Organometallic complexes of group 13 metals (Al - Tl)

This specific class of compounds has a long-known history in main group element chemistry. Many compounds have been prepared in the past and their structures and reactivities have been studied in detail. However, novel class of substituents such as sterically demanding terphenyl groups have been developed in the last decade, yielding novel group 13 organometallic compounds. These are valuable starting reagents for so far unknown complexes.

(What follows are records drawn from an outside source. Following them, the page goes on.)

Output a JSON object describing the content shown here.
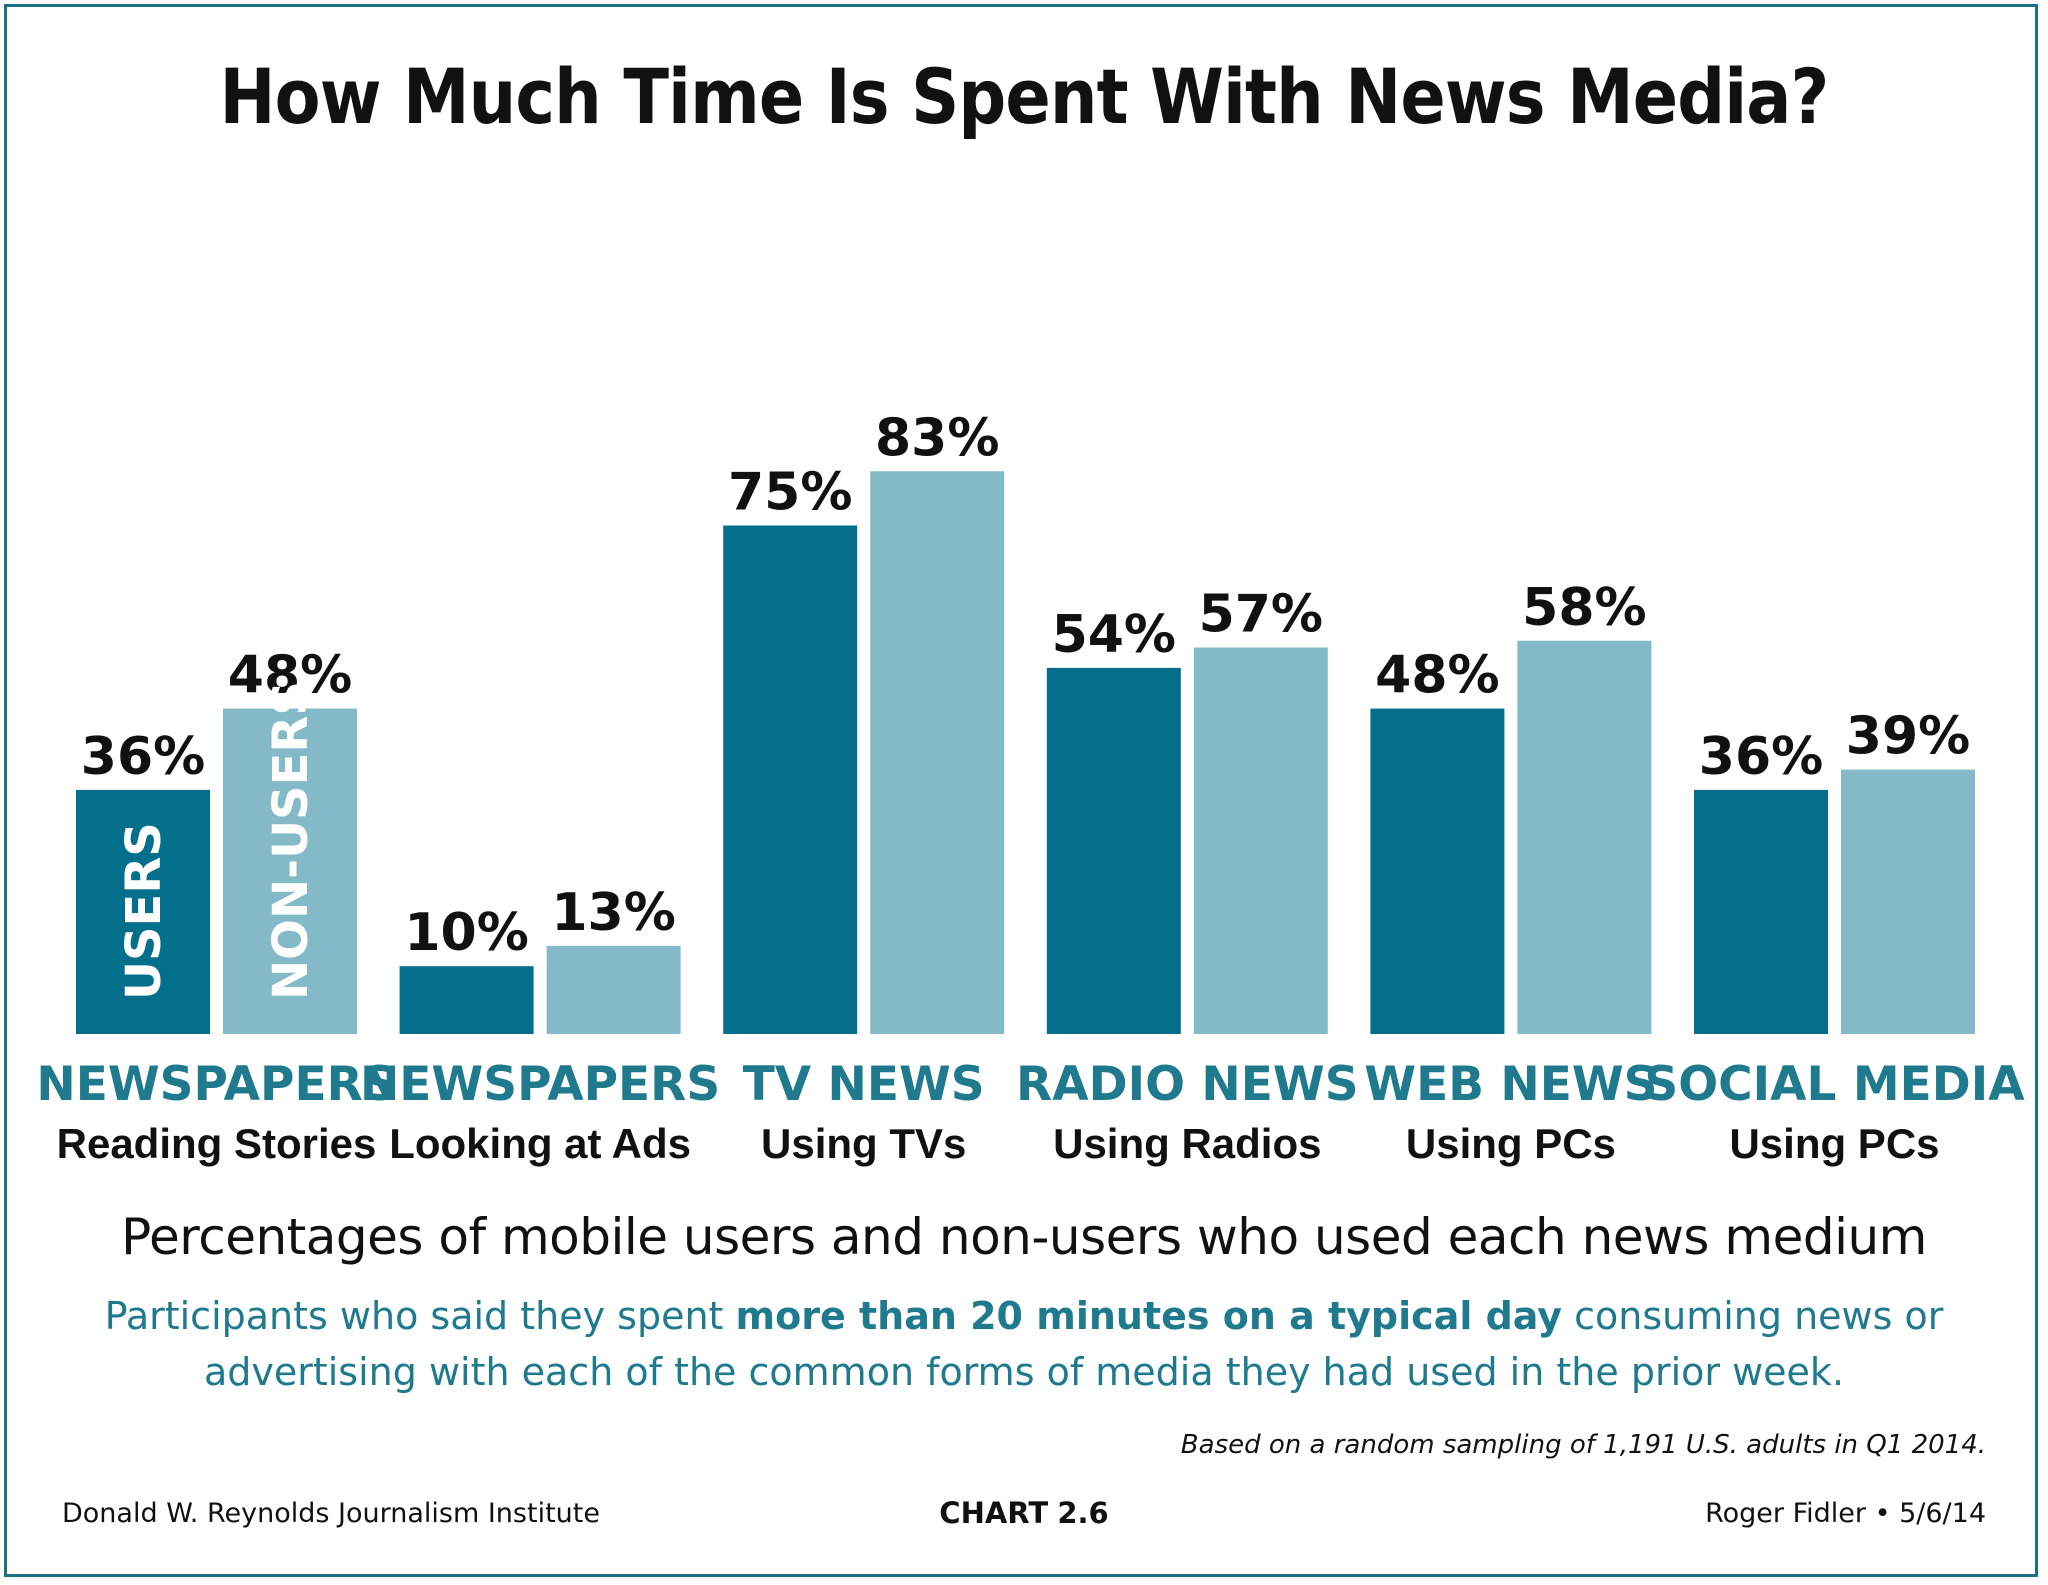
{
  "colors": {
    "users": "#046f8b",
    "non_users": "#84b9c8",
    "accent": "#1f7a8e",
    "border": "#1b7186"
  },
  "chart_data": {
    "type": "bar",
    "title": "How Much Time Is Spent With News Media?",
    "categories": [
      "NEWSPAPERS",
      "NEWSPAPERS",
      "TV NEWS",
      "RADIO NEWS",
      "WEB NEWS",
      "SOCIAL MEDIA"
    ],
    "subcategories": [
      "Reading Stories",
      "Looking at Ads",
      "Using TVs",
      "Using Radios",
      "Using PCs",
      "Using PCs"
    ],
    "series": [
      {
        "name": "USERS",
        "values": [
          36,
          10,
          75,
          54,
          48,
          36
        ],
        "labels": [
          "36%",
          "10%",
          "75%",
          "54%",
          "48%",
          "36%"
        ]
      },
      {
        "name": "NON-USERS",
        "values": [
          48,
          13,
          83,
          57,
          58,
          39
        ],
        "labels": [
          "48%",
          "13%",
          "83%",
          "57%",
          "58%",
          "39%"
        ]
      }
    ],
    "ylim": [
      0,
      100
    ],
    "grid": false,
    "legend": "inside first group bars"
  },
  "text": {
    "subtitle": "Percentages of mobile users and non-users who used each news medium",
    "note_pre": "Participants who said they spent ",
    "note_bold": "more than 20 minutes on a typical day",
    "note_post": " consuming news or advertising with each of the common forms of media they had used in the prior week.",
    "basis": "Based on a random sampling of 1,191 U.S. adults in Q1 2014.",
    "footer_left": "Donald W. Reynolds Journalism Institute",
    "footer_center_label": "CHART",
    "footer_center_number": "2.6",
    "footer_right": "Roger Fidler • 5/6/14"
  }
}
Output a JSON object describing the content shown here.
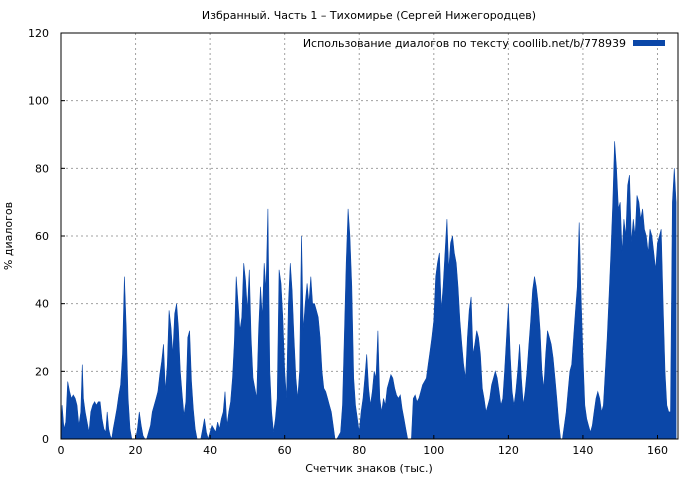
{
  "chart_data": {
    "type": "area",
    "title": "Избранный. Часть 1 – Тихомирье (Сергей Нижегородцев)",
    "xlabel": "Счетчик знаков (тыс.)",
    "ylabel": "% диалогов",
    "xlim": [
      0,
      165.5
    ],
    "ylim": [
      0,
      120
    ],
    "xticks": [
      "0",
      "20",
      "40",
      "60",
      "80",
      "100",
      "120",
      "140",
      "160"
    ],
    "yticks": [
      "0",
      "20",
      "40",
      "60",
      "80",
      "100",
      "120"
    ],
    "grid": true,
    "legend_position": "top-right",
    "series": [
      {
        "name": "Использование диалогов по тексту coollib.net/b/778939",
        "color": "#0b47a8",
        "points": [
          [
            0,
            0
          ],
          [
            0.3,
            10
          ],
          [
            0.8,
            3
          ],
          [
            1.3,
            5
          ],
          [
            1.8,
            17
          ],
          [
            2.3,
            14
          ],
          [
            2.8,
            12
          ],
          [
            3.3,
            13
          ],
          [
            3.8,
            12
          ],
          [
            4.3,
            10
          ],
          [
            4.8,
            4
          ],
          [
            5.3,
            8
          ],
          [
            5.7,
            22
          ],
          [
            6.0,
            12
          ],
          [
            6.5,
            8
          ],
          [
            7.0,
            5
          ],
          [
            7.5,
            2
          ],
          [
            8.0,
            8
          ],
          [
            8.5,
            10
          ],
          [
            9.0,
            11
          ],
          [
            9.5,
            10
          ],
          [
            10.0,
            11
          ],
          [
            10.5,
            11
          ],
          [
            11.0,
            6
          ],
          [
            11.5,
            3
          ],
          [
            12.0,
            2
          ],
          [
            12.4,
            8
          ],
          [
            12.8,
            3
          ],
          [
            13.2,
            1
          ],
          [
            13.6,
            0
          ],
          [
            14.0,
            3
          ],
          [
            14.5,
            6
          ],
          [
            15.0,
            9
          ],
          [
            15.5,
            13
          ],
          [
            16.0,
            16
          ],
          [
            16.5,
            25
          ],
          [
            17.0,
            48
          ],
          [
            17.5,
            33
          ],
          [
            18.0,
            12
          ],
          [
            18.5,
            3
          ],
          [
            19.0,
            0
          ],
          [
            20.0,
            0
          ],
          [
            20.5,
            3
          ],
          [
            21.0,
            8
          ],
          [
            21.5,
            4
          ],
          [
            22.0,
            1
          ],
          [
            22.5,
            0
          ],
          [
            23.0,
            0
          ],
          [
            23.5,
            2
          ],
          [
            24.0,
            4
          ],
          [
            24.5,
            8
          ],
          [
            25.0,
            10
          ],
          [
            25.5,
            12
          ],
          [
            26.0,
            14
          ],
          [
            26.5,
            19
          ],
          [
            27.0,
            23
          ],
          [
            27.5,
            28
          ],
          [
            28.0,
            14
          ],
          [
            28.5,
            22
          ],
          [
            29.0,
            38
          ],
          [
            29.5,
            33
          ],
          [
            30.0,
            25
          ],
          [
            30.5,
            37
          ],
          [
            31.0,
            40
          ],
          [
            31.5,
            33
          ],
          [
            32.0,
            20
          ],
          [
            32.5,
            13
          ],
          [
            33.0,
            7
          ],
          [
            33.5,
            11
          ],
          [
            34.0,
            30
          ],
          [
            34.5,
            32
          ],
          [
            35.0,
            17
          ],
          [
            35.5,
            9
          ],
          [
            36.0,
            3
          ],
          [
            36.5,
            0
          ],
          [
            37.5,
            0
          ],
          [
            38.0,
            3
          ],
          [
            38.5,
            6
          ],
          [
            39.0,
            2
          ],
          [
            39.5,
            0
          ],
          [
            40.0,
            2
          ],
          [
            40.5,
            4
          ],
          [
            41.0,
            3
          ],
          [
            41.5,
            2
          ],
          [
            42.0,
            5
          ],
          [
            42.5,
            3
          ],
          [
            43.0,
            6
          ],
          [
            43.5,
            8
          ],
          [
            44.0,
            14
          ],
          [
            44.5,
            4
          ],
          [
            45.0,
            8
          ],
          [
            45.5,
            11
          ],
          [
            46.0,
            18
          ],
          [
            46.5,
            29
          ],
          [
            47.0,
            48
          ],
          [
            47.5,
            40
          ],
          [
            48.0,
            32
          ],
          [
            48.5,
            36
          ],
          [
            49.0,
            52
          ],
          [
            49.5,
            47
          ],
          [
            50.0,
            38
          ],
          [
            50.5,
            50
          ],
          [
            51.0,
            30
          ],
          [
            51.5,
            18
          ],
          [
            52.0,
            15
          ],
          [
            52.5,
            12
          ],
          [
            53.0,
            32
          ],
          [
            53.5,
            45
          ],
          [
            54.0,
            36
          ],
          [
            54.5,
            52
          ],
          [
            55.0,
            44
          ],
          [
            55.5,
            68
          ],
          [
            56.0,
            20
          ],
          [
            56.5,
            8
          ],
          [
            57.0,
            2
          ],
          [
            57.5,
            6
          ],
          [
            58.0,
            12
          ],
          [
            58.5,
            50
          ],
          [
            59.0,
            46
          ],
          [
            59.5,
            36
          ],
          [
            60.0,
            20
          ],
          [
            60.5,
            12
          ],
          [
            61.0,
            40
          ],
          [
            61.5,
            52
          ],
          [
            62.0,
            44
          ],
          [
            62.5,
            30
          ],
          [
            63.0,
            18
          ],
          [
            63.5,
            12
          ],
          [
            64.0,
            20
          ],
          [
            64.5,
            60
          ],
          [
            65.0,
            32
          ],
          [
            65.5,
            40
          ],
          [
            66.0,
            46
          ],
          [
            66.5,
            40
          ],
          [
            67.0,
            48
          ],
          [
            67.5,
            40
          ],
          [
            68.0,
            40
          ],
          [
            68.5,
            38
          ],
          [
            69.0,
            36
          ],
          [
            69.5,
            30
          ],
          [
            70.0,
            20
          ],
          [
            70.5,
            15
          ],
          [
            71.0,
            14
          ],
          [
            71.5,
            12
          ],
          [
            72.0,
            10
          ],
          [
            72.5,
            8
          ],
          [
            73.0,
            4
          ],
          [
            73.5,
            0
          ],
          [
            74.0,
            0
          ],
          [
            75.0,
            2
          ],
          [
            75.5,
            10
          ],
          [
            76.0,
            30
          ],
          [
            76.5,
            52
          ],
          [
            77.0,
            68
          ],
          [
            77.5,
            60
          ],
          [
            78.0,
            45
          ],
          [
            78.5,
            18
          ],
          [
            79.0,
            10
          ],
          [
            79.5,
            6
          ],
          [
            80.0,
            2
          ],
          [
            80.5,
            8
          ],
          [
            81.0,
            12
          ],
          [
            81.5,
            18
          ],
          [
            82.0,
            25
          ],
          [
            82.5,
            15
          ],
          [
            83.0,
            10
          ],
          [
            83.5,
            14
          ],
          [
            84.0,
            20
          ],
          [
            84.5,
            18
          ],
          [
            85.0,
            32
          ],
          [
            85.5,
            12
          ],
          [
            86.0,
            8
          ],
          [
            86.5,
            12
          ],
          [
            87.0,
            10
          ],
          [
            87.5,
            15
          ],
          [
            88.0,
            17
          ],
          [
            88.5,
            19
          ],
          [
            89.0,
            18
          ],
          [
            89.5,
            15
          ],
          [
            90.0,
            13
          ],
          [
            90.5,
            12
          ],
          [
            91.0,
            13
          ],
          [
            91.5,
            9
          ],
          [
            92.0,
            6
          ],
          [
            92.5,
            3
          ],
          [
            93.0,
            0
          ],
          [
            94.0,
            0
          ],
          [
            94.5,
            12
          ],
          [
            95.0,
            13
          ],
          [
            95.5,
            11
          ],
          [
            96.0,
            12
          ],
          [
            96.5,
            14
          ],
          [
            97.0,
            16
          ],
          [
            97.5,
            17
          ],
          [
            98.0,
            18
          ],
          [
            98.5,
            22
          ],
          [
            99.0,
            26
          ],
          [
            99.5,
            30
          ],
          [
            100.0,
            35
          ],
          [
            100.5,
            48
          ],
          [
            101.0,
            52
          ],
          [
            101.5,
            55
          ],
          [
            102.0,
            38
          ],
          [
            102.5,
            45
          ],
          [
            103.0,
            55
          ],
          [
            103.5,
            65
          ],
          [
            104.0,
            50
          ],
          [
            104.5,
            58
          ],
          [
            105.0,
            60
          ],
          [
            105.5,
            55
          ],
          [
            106.0,
            52
          ],
          [
            106.5,
            45
          ],
          [
            107.0,
            35
          ],
          [
            107.5,
            28
          ],
          [
            108.0,
            22
          ],
          [
            108.5,
            18
          ],
          [
            109.0,
            30
          ],
          [
            109.5,
            38
          ],
          [
            110.0,
            42
          ],
          [
            110.5,
            25
          ],
          [
            111.0,
            28
          ],
          [
            111.5,
            32
          ],
          [
            112.0,
            30
          ],
          [
            112.5,
            25
          ],
          [
            113.0,
            15
          ],
          [
            113.5,
            12
          ],
          [
            114.0,
            8
          ],
          [
            114.5,
            10
          ],
          [
            115.0,
            12
          ],
          [
            115.5,
            16
          ],
          [
            116.0,
            18
          ],
          [
            116.5,
            20
          ],
          [
            117.0,
            18
          ],
          [
            117.5,
            14
          ],
          [
            118.0,
            10
          ],
          [
            118.5,
            12
          ],
          [
            119.0,
            20
          ],
          [
            119.5,
            30
          ],
          [
            120.0,
            40
          ],
          [
            120.5,
            25
          ],
          [
            121.0,
            14
          ],
          [
            121.5,
            10
          ],
          [
            122.0,
            14
          ],
          [
            122.5,
            20
          ],
          [
            123.0,
            28
          ],
          [
            123.5,
            18
          ],
          [
            124.0,
            10
          ],
          [
            124.5,
            14
          ],
          [
            125.0,
            20
          ],
          [
            125.5,
            28
          ],
          [
            126.0,
            35
          ],
          [
            126.5,
            44
          ],
          [
            127.0,
            48
          ],
          [
            127.5,
            45
          ],
          [
            128.0,
            40
          ],
          [
            128.5,
            32
          ],
          [
            129.0,
            20
          ],
          [
            129.5,
            15
          ],
          [
            130.0,
            25
          ],
          [
            130.5,
            32
          ],
          [
            131.0,
            30
          ],
          [
            131.5,
            28
          ],
          [
            132.0,
            24
          ],
          [
            132.5,
            18
          ],
          [
            133.0,
            12
          ],
          [
            133.5,
            5
          ],
          [
            134.0,
            0
          ],
          [
            134.5,
            0
          ],
          [
            135.0,
            4
          ],
          [
            135.5,
            8
          ],
          [
            136.0,
            14
          ],
          [
            136.5,
            20
          ],
          [
            137.0,
            22
          ],
          [
            137.5,
            30
          ],
          [
            138.0,
            38
          ],
          [
            138.5,
            45
          ],
          [
            139.0,
            64
          ],
          [
            139.5,
            42
          ],
          [
            140.0,
            25
          ],
          [
            140.5,
            10
          ],
          [
            141.0,
            6
          ],
          [
            141.5,
            4
          ],
          [
            142.0,
            2
          ],
          [
            142.5,
            4
          ],
          [
            143.0,
            8
          ],
          [
            143.5,
            12
          ],
          [
            144.0,
            14
          ],
          [
            144.5,
            12
          ],
          [
            145.0,
            8
          ],
          [
            145.5,
            10
          ],
          [
            146.0,
            20
          ],
          [
            146.5,
            30
          ],
          [
            147.0,
            42
          ],
          [
            147.5,
            55
          ],
          [
            148.0,
            70
          ],
          [
            148.5,
            88
          ],
          [
            149.0,
            80
          ],
          [
            149.5,
            68
          ],
          [
            150.0,
            70
          ],
          [
            150.5,
            55
          ],
          [
            151.0,
            65
          ],
          [
            151.5,
            60
          ],
          [
            152.0,
            75
          ],
          [
            152.5,
            78
          ],
          [
            153.0,
            58
          ],
          [
            153.5,
            65
          ],
          [
            154.0,
            60
          ],
          [
            154.5,
            72
          ],
          [
            155.0,
            70
          ],
          [
            155.5,
            65
          ],
          [
            156.0,
            68
          ],
          [
            156.5,
            62
          ],
          [
            157.0,
            60
          ],
          [
            157.5,
            55
          ],
          [
            158.0,
            62
          ],
          [
            158.5,
            60
          ],
          [
            159.0,
            55
          ],
          [
            159.5,
            50
          ],
          [
            160.0,
            58
          ],
          [
            160.5,
            60
          ],
          [
            161.0,
            62
          ],
          [
            161.5,
            40
          ],
          [
            162.0,
            20
          ],
          [
            162.5,
            10
          ],
          [
            163.0,
            8
          ],
          [
            163.5,
            8
          ],
          [
            164.0,
            70
          ],
          [
            164.5,
            80
          ],
          [
            165.0,
            70
          ]
        ]
      }
    ]
  }
}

Me₃M and Mes₃M (M = B - Tl) are the only group 13 organometallics, which have been completely structurally characterized.[1] In contrast to the trimesityls, the solid-state structures of the trimethyls differ significantly. BMe₃ is monomeric and adopts the expected D_3h symmetric geometry,[2] however, the molecules pack in layers through weak van der Waals or electrostatic interactions to a closed packed array. AlMe₃ forms a well-known dimer with bridging Me groups (also in the gas phase), whereas GaMe₃, InMe₃ and TlMe₃ form two dimensional networks build by tetrameric units of MMe₃.[3] The latter are formed through weak intermolecular metal×××Me interactions with long metal×××C bond distances. The tetramers are connected to each other by even longer metal×××Me bridges yielding two-dimensional networks. Interestingly, among the tetragonal phase a second polymorph of GaMe₃, a monoclinic phase, in which the tetramers are replaced by a polymeric chain, was described. The solid-state structures of Et₃Ga and t-Bu₃Gawere also determined. Et₃Ga consists of layers of wavelike networks build by four independent molecules in the unit cell. The Ga atoms interact to neighboring methylene and methyl carbon atoms. The intermolecular Ga×××C distances range from 308.7 to 359.3 pm. The wide Ga-C-C bond angle (113.3(2) - 118.8(2)°), which is comparable to that observed in solid BEt₃ (118.7 - 119.3°), was explained by hyperconjugation of the gallium p-orbital into C-H orbitals. These intermolecular interactions are typically weaker or even suppressed by using sterically demanding organic substituents monomeric (kinetic stabilization). For instance, t-Bu₃Ga crystallizes with six independent molecules in the asymmetric unit.[4] Five of the six independent t-Bu₃Ga molecules show weak contacts to adjacent t-Bu₃Ga molecules with Ga–C bond distances ranging from 3.2 and 3.6 Å, whereas only one t-Bu₃Ga molecule remains uncoordinated. The intermolecular interactions result in molecules which slightly deviate from exact trigonal planar environment (357.5 - 359.5°). Compared to the gas phase structure of t-Bu₃Ga (Ga–C 203.4(2) pm; C–Ga–C 120°), the average Ga–C bond length observed in the solid state is slightly shorter.

References

[1] a) J. F. Blount, P. Finocchiaro, D. Gust, K. Mislow, J. Am. Chem. Soc. 1973, 95, 7019; b) , M. M. Olmstad, P. P. PowerJ. Am. Chem. Soc. 1986, 108, 4235; c) J. J. Jerius, J. M. Hahn, A. F. M. M. Rahman, O. Mols, W. H. Ilsley, J. P. Oliver, Organometallics 1986, 5, 1812; d) O. T. Beachley, Jr., M. R. Churchill, J. C. Pazik, J. W. Ziller Organometallics 1986, 5, 1814; e) J. T. Leman, A. R. Barron, Organometallics 1989, 8, 2214; f) J. Blumel, B.; Werner, T. Krauter, B. Neumüller, Z. Anorg. Allg. Chem. 1997, 623, 309.

[2] R.; Boese, A. J. Downs, T. M. Greene, A. W. Hall, C. A. Morrison, S. Parsons, Organometallics 2003, 22, 2450.

[3] a) McGrady, G. S.; Turner, J. F. C.; Ibberson, R. M.; Prager, M. Organometallics 2000, 19, 4398; b) N. W. Mitzel, C. Lustig, R. J. F. Berger, N. Runeberg, Angew. Chem., Int. Ed. Engl. 2002; 41, 2519; c) Blake, A. J.; Cradock, S. J. Chem. Soc. Dalton Trans. 1990, 2393.

[4] A. Kuczkowski, S. Schulz, M. Nieger, Appl. Organomet. Chem. 2004, 18, 244.